- Millbrook Hotel in 1886 since demolished
- Millbrook
- Coordinates: 34°49′S 138°49′E﻿ / ﻿34.817°S 138.817°E
- Population: 133 (SAL 2021)
- Postcode(s): 5231
- LGA(s): Adelaide Hills Council
- State electorate(s): Newland
- Federal division(s): Mayo

= Millbrook, South Australia =

Millbrook is a locality in the Adelaide Hills, outside Adelaide, South Australia.

It borders Inglewood to the north and Cudlee Creek to the south.
It is home to a state primary school and small hamlet settlement, connected to Cudlee Creek.
The original township within the valley was demolished to make way for the Millbrook Reservoir.
Buildings at this location included a small private school and a hotel.

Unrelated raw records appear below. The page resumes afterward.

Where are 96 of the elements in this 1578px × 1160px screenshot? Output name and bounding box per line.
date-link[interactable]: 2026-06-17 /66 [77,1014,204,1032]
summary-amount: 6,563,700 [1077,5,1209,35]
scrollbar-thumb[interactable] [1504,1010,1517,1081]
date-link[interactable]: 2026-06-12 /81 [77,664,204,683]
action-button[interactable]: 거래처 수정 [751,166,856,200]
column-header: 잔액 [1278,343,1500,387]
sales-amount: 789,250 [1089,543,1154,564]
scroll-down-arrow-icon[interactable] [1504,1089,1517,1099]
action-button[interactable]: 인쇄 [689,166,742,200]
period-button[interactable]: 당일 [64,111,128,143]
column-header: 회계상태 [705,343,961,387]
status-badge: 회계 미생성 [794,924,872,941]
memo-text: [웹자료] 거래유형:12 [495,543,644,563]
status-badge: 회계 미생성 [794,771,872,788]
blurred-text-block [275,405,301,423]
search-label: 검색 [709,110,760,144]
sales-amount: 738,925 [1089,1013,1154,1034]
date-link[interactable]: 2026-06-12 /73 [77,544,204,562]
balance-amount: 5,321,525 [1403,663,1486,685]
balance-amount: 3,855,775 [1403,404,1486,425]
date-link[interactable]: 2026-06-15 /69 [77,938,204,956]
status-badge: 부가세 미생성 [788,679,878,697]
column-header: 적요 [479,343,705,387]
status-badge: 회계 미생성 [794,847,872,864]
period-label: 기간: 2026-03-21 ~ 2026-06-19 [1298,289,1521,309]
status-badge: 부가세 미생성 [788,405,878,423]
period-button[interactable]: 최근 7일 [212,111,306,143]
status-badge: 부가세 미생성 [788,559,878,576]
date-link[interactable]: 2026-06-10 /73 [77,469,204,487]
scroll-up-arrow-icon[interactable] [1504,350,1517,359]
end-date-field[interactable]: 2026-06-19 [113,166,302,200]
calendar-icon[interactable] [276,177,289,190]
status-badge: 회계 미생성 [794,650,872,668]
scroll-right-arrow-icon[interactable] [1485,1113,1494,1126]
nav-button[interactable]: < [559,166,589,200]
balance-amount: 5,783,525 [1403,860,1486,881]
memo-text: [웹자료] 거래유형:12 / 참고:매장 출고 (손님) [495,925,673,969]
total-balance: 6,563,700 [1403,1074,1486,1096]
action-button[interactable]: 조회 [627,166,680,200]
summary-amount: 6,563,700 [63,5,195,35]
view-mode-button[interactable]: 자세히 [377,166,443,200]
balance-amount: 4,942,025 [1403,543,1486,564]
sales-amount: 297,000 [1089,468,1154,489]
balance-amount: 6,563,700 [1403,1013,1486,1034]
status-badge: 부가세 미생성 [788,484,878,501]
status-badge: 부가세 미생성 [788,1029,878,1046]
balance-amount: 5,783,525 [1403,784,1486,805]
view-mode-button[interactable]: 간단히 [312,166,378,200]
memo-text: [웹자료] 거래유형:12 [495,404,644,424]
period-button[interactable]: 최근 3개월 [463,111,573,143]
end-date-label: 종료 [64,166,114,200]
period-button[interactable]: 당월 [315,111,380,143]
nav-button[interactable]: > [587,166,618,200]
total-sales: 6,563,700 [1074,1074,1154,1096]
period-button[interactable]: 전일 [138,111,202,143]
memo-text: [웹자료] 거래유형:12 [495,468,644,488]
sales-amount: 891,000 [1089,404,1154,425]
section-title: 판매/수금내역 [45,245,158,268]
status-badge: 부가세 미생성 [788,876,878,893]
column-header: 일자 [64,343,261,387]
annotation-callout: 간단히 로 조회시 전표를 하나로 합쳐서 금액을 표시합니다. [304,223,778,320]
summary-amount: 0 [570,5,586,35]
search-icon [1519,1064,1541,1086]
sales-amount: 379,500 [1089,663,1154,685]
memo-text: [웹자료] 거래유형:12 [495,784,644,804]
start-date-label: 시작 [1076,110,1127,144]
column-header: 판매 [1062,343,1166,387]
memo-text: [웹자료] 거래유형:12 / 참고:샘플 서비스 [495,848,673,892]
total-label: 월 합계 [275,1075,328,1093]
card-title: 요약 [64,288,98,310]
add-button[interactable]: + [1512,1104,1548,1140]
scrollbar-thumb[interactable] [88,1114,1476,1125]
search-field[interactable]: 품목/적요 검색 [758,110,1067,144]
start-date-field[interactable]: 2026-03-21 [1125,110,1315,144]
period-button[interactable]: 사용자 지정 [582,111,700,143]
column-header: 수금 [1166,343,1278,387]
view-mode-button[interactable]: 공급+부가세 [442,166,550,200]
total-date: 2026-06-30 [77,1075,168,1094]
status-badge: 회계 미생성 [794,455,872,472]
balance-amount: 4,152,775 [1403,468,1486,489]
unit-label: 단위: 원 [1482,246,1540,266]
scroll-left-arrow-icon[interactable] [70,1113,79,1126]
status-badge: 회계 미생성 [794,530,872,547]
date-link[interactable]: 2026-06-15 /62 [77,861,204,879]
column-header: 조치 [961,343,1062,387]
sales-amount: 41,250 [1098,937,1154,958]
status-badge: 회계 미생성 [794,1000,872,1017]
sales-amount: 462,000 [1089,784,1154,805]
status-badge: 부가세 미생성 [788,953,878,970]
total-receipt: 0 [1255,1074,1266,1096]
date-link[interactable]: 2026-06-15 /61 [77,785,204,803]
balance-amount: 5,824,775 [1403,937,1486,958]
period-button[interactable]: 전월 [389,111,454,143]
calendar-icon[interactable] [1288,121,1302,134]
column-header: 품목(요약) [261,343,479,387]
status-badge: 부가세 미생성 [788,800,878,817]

The Milbrook Primary School was destroyed as part of the Ash Wednesday fires in 1983. A new school was subsequently built on the site
It is now most renowned for the location of a large water reservoir, operated by the South Australian government for Adelaide's water supply.
The reservoir remains as a pumping station point for the Kangaroo Creek reservoir.

These people moved into the Cudlee Creek area when the reservoir works began in 1914.

The former township of Chain of Ponds was removed due to the possible reservoir's impact upon the settlement.